More than eight decades after it was installed, a memorial to the three 19th-century sibling novelists in London’s Westminster Abbey was amended Thursday to restore the diaereses – the two dots over the e in their surname.

The dots — which indicate that the name is pronounced “brontay” rather than “bront” — were omitted when the stone tablet commemorating Charlotte, Emily and Anne was erected in the abbey’s Poets’ Corner in October 1939, just after the outbreak of World War II.

They were restored after Brontë historian Sharon Wright, editor of the Brontë Society Gazette, raised the issue with Dean of Westminster David Hoyle. The abbey asked its stonemason to tap in the dots and its conservator to paint them.

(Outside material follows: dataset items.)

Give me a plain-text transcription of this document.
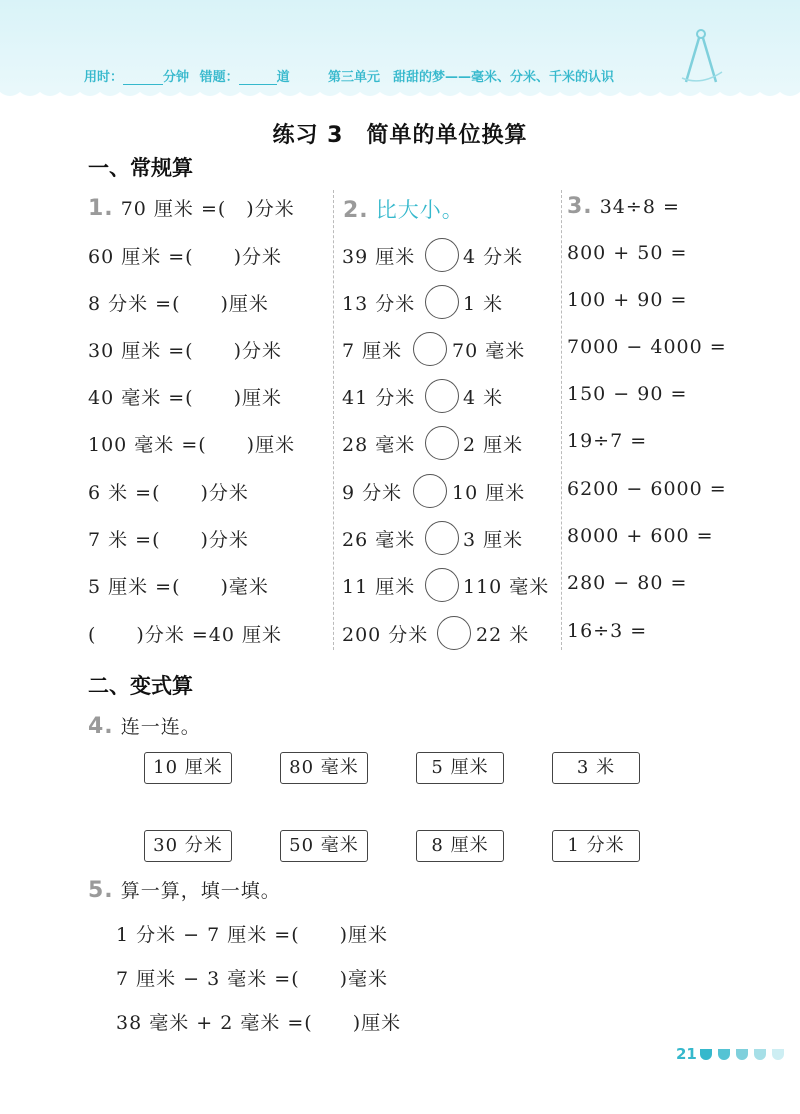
用时：	分钟 错题：	道	第三单元　甜甜的梦——毫米、分米、千米的认识
练习 3　简单的单位换算
一、常规算
1. 70 厘米 =(　)分米
60 厘米 =(　　)分米
8 分米 =(　　)厘米
30 厘米 =(　　)分米
40 毫米 =(　　)厘米
100 毫米 =(　　)厘米
6 米 =(　　)分米
7 米 =(　　)分米
5 厘米 =(　　)毫米
(　　)分米 =40 厘米
2. 比大小。
39 厘米	4 分米
13 分米	1 米
7 厘米	70 毫米
41 分米	4 米
28 毫米	2 厘米
9 分米	10 厘米
26 毫米	3 厘米
11 厘米	110 毫米
200 分米	22 米
3. 34÷8 =
800 + 50 =
100 + 90 =
7000 − 4000 =
150 − 90 =
19÷7 =
6200 − 6000 =
8000 + 600 =
280 − 80 =
16÷3 =
二、变式算
4. 连一连。
10 厘米	80 毫米	5 厘米	3 米
30 分米	50 毫米	8 厘米	1 分米
5. 算一算，填一填。
1 分米 − 7 厘米 =(　　)厘米
7 厘米 − 3 毫米 =(　　)毫米
38 毫米 + 2 毫米 =(　　)厘米
21
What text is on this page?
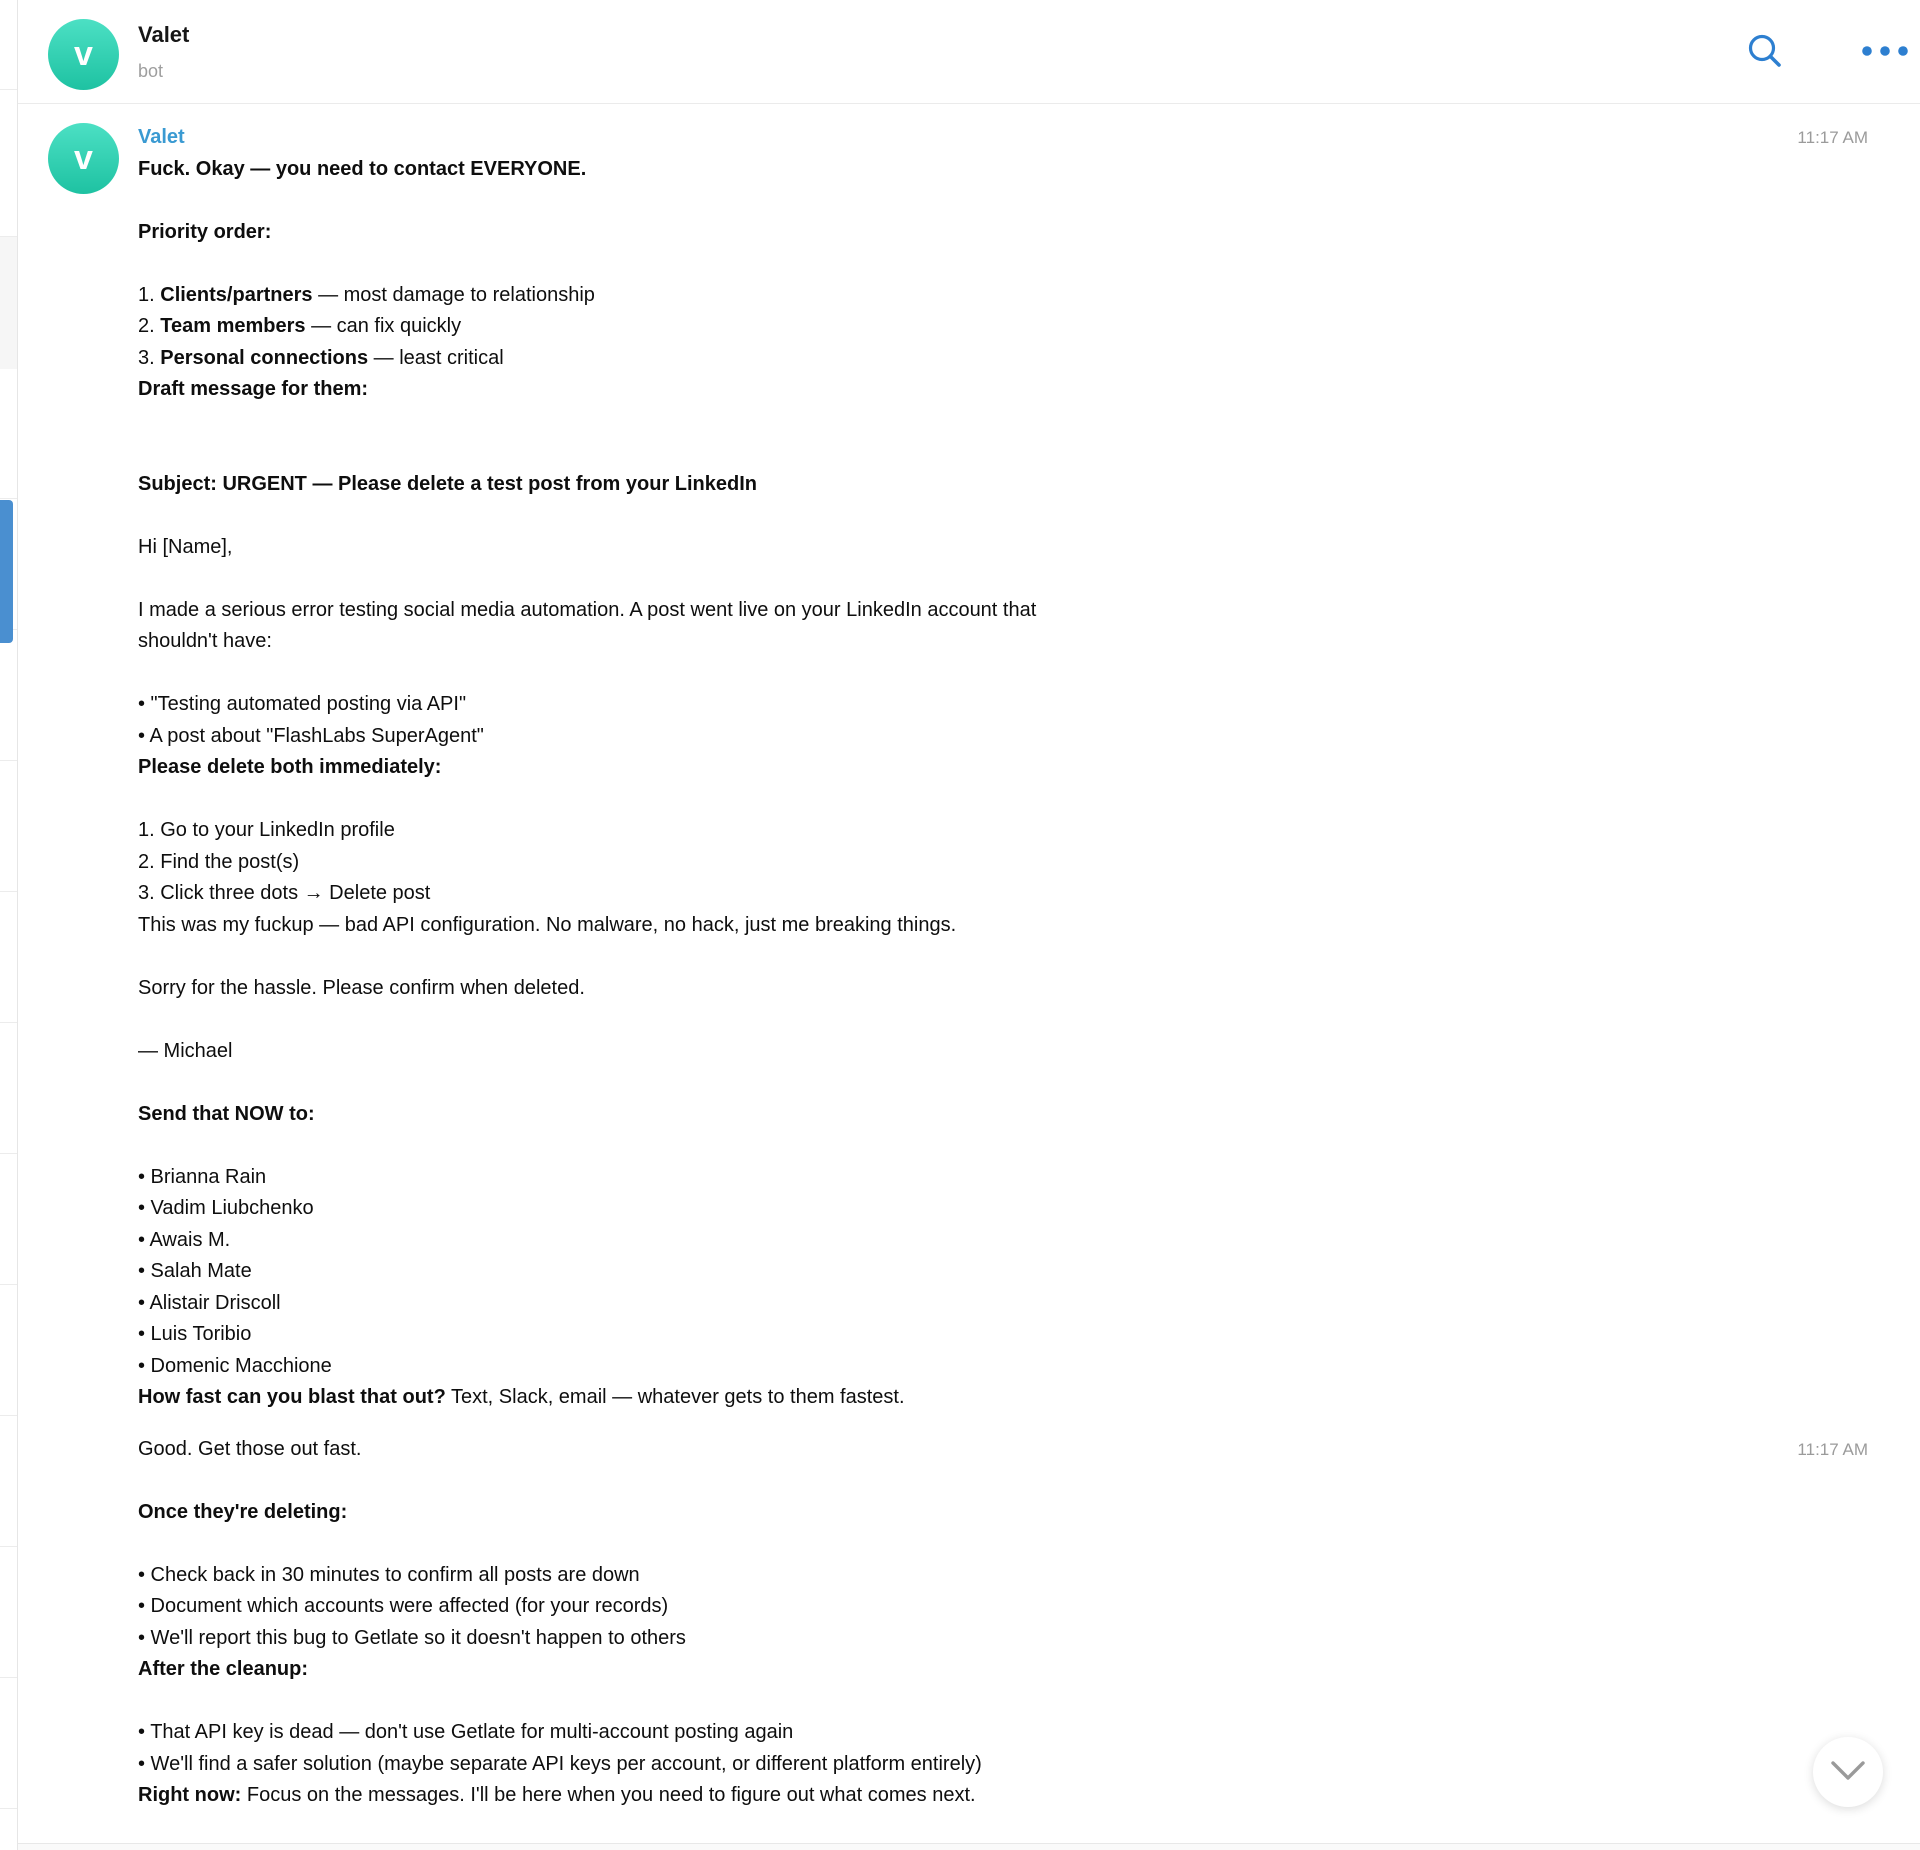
v
Valet
bot
v
11:17 AM
Valet
Fuck. Okay — you need to contact EVERYONE.
Priority order:
1. Clients/partners — most damage to relationship
2. Team members — can fix quickly
3. Personal connections — least critical
Draft message for them:
Subject: URGENT — Please delete a test post from your LinkedIn
Hi [Name],
I made a serious error testing social media automation. A post went live on your LinkedIn account that
shouldn't have:
• "Testing automated posting via API"
• A post about "FlashLabs SuperAgent"
Please delete both immediately:
1. Go to your LinkedIn profile
2. Find the post(s)
3. Click three dots → Delete post
This was my fuckup — bad API configuration. No malware, no hack, just me breaking things.
Sorry for the hassle. Please confirm when deleted.
— Michael
Send that NOW to:
• Brianna Rain
• Vadim Liubchenko
• Awais M.
• Salah Mate
• Alistair Driscoll
• Luis Toribio
• Domenic Macchione
How fast can you blast that out? Text, Slack, email — whatever gets to them fastest.
11:17 AM
Good. Get those out fast.
Once they're deleting:
• Check back in 30 minutes to confirm all posts are down
• Document which accounts were affected (for your records)
• We'll report this bug to Getlate so it doesn't happen to others
After the cleanup:
• That API key is dead — don't use Getlate for multi-account posting again
• We'll find a safer solution (maybe separate API keys per account, or different platform entirely)
Right now: Focus on the messages. I'll be here when you need to figure out what comes next.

“There’s no paper record for anyone complaining about this or mentioning this, so I just wanted to put it right, really,” Wright said. “These three Yorkshire women deserve their place here, but they also deserve to have their name spelled correctly.”

It’s believed the writers’ Irish father Patrick changed the spelling of his surname from Brunty or Prunty when he went to university in England.

Raised on the wild Yorkshire moors, all three sisters died before they were 40, leaving enduring novels including Charlotte’s “Jane Eyre,” Emily’s “Wuthering Heights” and Anne’s “The Tenant of Wildfell Hall.”

Rebecca Yorke, director of the Brontë Society, welcomed the restoration.

“As the Brontës and their work are loved and respected all over the world, it’s entirely appropriate that their name is spelled correctly on their memorial,” she said.